Pain cannot be ignored in endometriosis

Endometriosis Campus Copenhagen 2018

Published 11 October 2018

Campus meeting calls for multidisciplinary approach, though sure resolution of pain remains elusive and dependent on future research

The neuropathic element of long-term endometriosis pain - and not just pelvic lesions - should be a central focus for better patient treatment and management. That was the strong message from this September Campus meeting which drew (82) participants from more than 20 countries, including the US and Canada.

With up 770 million women worldwide potentially affected by chronic pelvic pain (CPP), there is an urgent need for solutions aimed as much at its psychological and neurological as at its physical origins. Andrew Horne, a past co-ordinator of the SIG Endometriosis and Endometrial Disorders, likened the condition to a 'vicious roller coaster' of pain activity with a huge socioeconomic impact. A large proportion of women are referred from primary care to gynaecologists. Yet more than 40% of them in the UK believe they manage women with CPP poorly, said Horne, resulting in unnecessary interventions (emergency admission, laparoscopy) and in 'heartsink' patients whose pain cannot be abated.

While gynaecologists are more open to thinking outside their specialty, Horne stressed the need for a broader mindset that acknowledges the role of factors modulating the pain experience, including mood and genetics. He summed this up as thinking 'less about the lesion' as being the origin of pain and more about 'the neuropathic element to CPP, and peripheral and central sensitisation.' Pain neuroscience, such as the emerging use of brain neuroimaging, is already helping unravel the complex mechanisms involved in triggering CPP. Indeed, several studies have demonstrated that CPP patients have increased sensitivity (allodynia and hyperalgesia) to experimental pain, using methods such as pressure stimulus on women with vulvodynia. An elegant study presented by Sawsan As-Sanie also suggested a link between chronic endometriosis pain and reduced cortical volume, contrasting with women without discomfort whose brain volume was normal.

The consensus from this meeting was that clinicians managing chronic endometriosis pain should adopt a multidisciplinary approach - and do so early on. In Horne's opinion, this should especially be the case where standard endometriosis treatments have failed, or in complex situations without underlying pathology. 'I can't stress enough how we need to work with pain medicine, psychological medicine and physiotherapy, and specialist nurses,' he said.
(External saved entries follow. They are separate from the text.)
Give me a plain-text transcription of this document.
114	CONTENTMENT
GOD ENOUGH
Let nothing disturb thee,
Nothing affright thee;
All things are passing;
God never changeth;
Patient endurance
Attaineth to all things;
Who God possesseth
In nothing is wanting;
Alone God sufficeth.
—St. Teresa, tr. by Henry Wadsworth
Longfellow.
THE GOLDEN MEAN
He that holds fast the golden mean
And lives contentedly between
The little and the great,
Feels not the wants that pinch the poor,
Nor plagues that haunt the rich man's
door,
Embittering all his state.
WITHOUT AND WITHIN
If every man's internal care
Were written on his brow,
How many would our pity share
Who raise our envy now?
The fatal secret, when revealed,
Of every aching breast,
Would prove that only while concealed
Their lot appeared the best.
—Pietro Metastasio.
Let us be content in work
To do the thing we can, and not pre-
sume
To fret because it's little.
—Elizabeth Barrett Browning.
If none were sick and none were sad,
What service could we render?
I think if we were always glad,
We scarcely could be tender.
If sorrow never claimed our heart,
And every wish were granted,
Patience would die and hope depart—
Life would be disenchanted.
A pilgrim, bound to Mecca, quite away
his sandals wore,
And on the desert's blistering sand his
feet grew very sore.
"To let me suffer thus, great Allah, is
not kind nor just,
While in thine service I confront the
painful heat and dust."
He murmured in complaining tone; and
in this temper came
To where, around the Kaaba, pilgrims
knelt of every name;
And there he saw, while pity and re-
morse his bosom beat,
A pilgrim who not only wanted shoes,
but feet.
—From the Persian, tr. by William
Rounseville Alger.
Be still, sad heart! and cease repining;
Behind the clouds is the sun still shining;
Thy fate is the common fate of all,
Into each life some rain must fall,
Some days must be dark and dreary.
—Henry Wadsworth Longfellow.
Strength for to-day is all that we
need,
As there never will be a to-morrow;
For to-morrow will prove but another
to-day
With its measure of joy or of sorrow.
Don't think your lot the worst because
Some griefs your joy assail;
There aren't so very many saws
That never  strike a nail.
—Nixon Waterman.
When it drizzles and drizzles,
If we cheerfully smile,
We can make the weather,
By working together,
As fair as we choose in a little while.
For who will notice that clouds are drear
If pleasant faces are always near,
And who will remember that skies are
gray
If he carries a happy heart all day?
International guidelines, including those from NICE and from ESHRE itself - which are being updated next year - endorse this view. In addition, Carla Tomassetti, the meeting organiser for the SIG Endometriosis and Endometrial Disorders, emphasised that patients too need educating about the factors triggering their pain. 'Many pathways are involved and all could have an influence in different ways,' she said. 'It's therefore important to realise that one size does not fit all, and to explain to individual patients about the mechanisms behind their pain. Patients want to be understood but they also want to understand their problem.'

Pain does not necessarily equal damage in endometriosis. Yet patients do fear this, which is where psychologists can help introduce patients to coping strategies such as cognitive behavioural therapy. A muscular skeletal component is often involved in the pain that women experience - and this is where physiotherapists can play a role in helping relax the pelvic floor. This is in addition to targeted drug treatments such as neuromodulators, which can reverse changes triggered by central mechanisms. The benefits, including improved sleep, and side effects, such as weight gain, of these treatments were outlined by Lorraine Harrington, who first advised tests to assess pain severity and type (nociceptive vs neuropathic). Post-operative pain such as after womb ablation is managed by opiates although As-Sanie cautioned against over-use given the link with 'epidemic' dependency in the US. Although the impact of chronic pain 'can be significant', she added, patients must be educated 'not to expect to be pain free'.

Besides, there is a lack of evidence in nearly all therapies, including drug treatments, for endometriosis pain. For example, only one small-scale trial of two neuromodulators has been completed. Results showed marginal benefits for gabapentin vs amitriptyline in 56 patients. However, Horne reported that he is set to complete a large multicentre study involving more than 250 patients on gabapentin versus placebo by the end of January 2019.

The future of CPP treatment may lie in translational research. Thomas Zollner reported on trials testing several targets in the adenosine triphosphate (ATP) pathway. These have modelled pelvic pain in mice, for example, using sensory nerve stimulation in lesions and retrograde menstruation via dynamic weight bearing. Trials are currently in phase IIa targeting the P2X3 receptor, which may play a key role in endometriosis pain signal transduction. As for patient data collection, initiatives are under way such as Harmonisation of Outcomes and Measures in Endometriosis (iHome) to develop core outcome sets.

For this field to advance, Horne said the medical community needs to 'encourage and support' large-scale collaborative well-designed research studies. His message is 'this is how we can really improve the care of women with CPP'.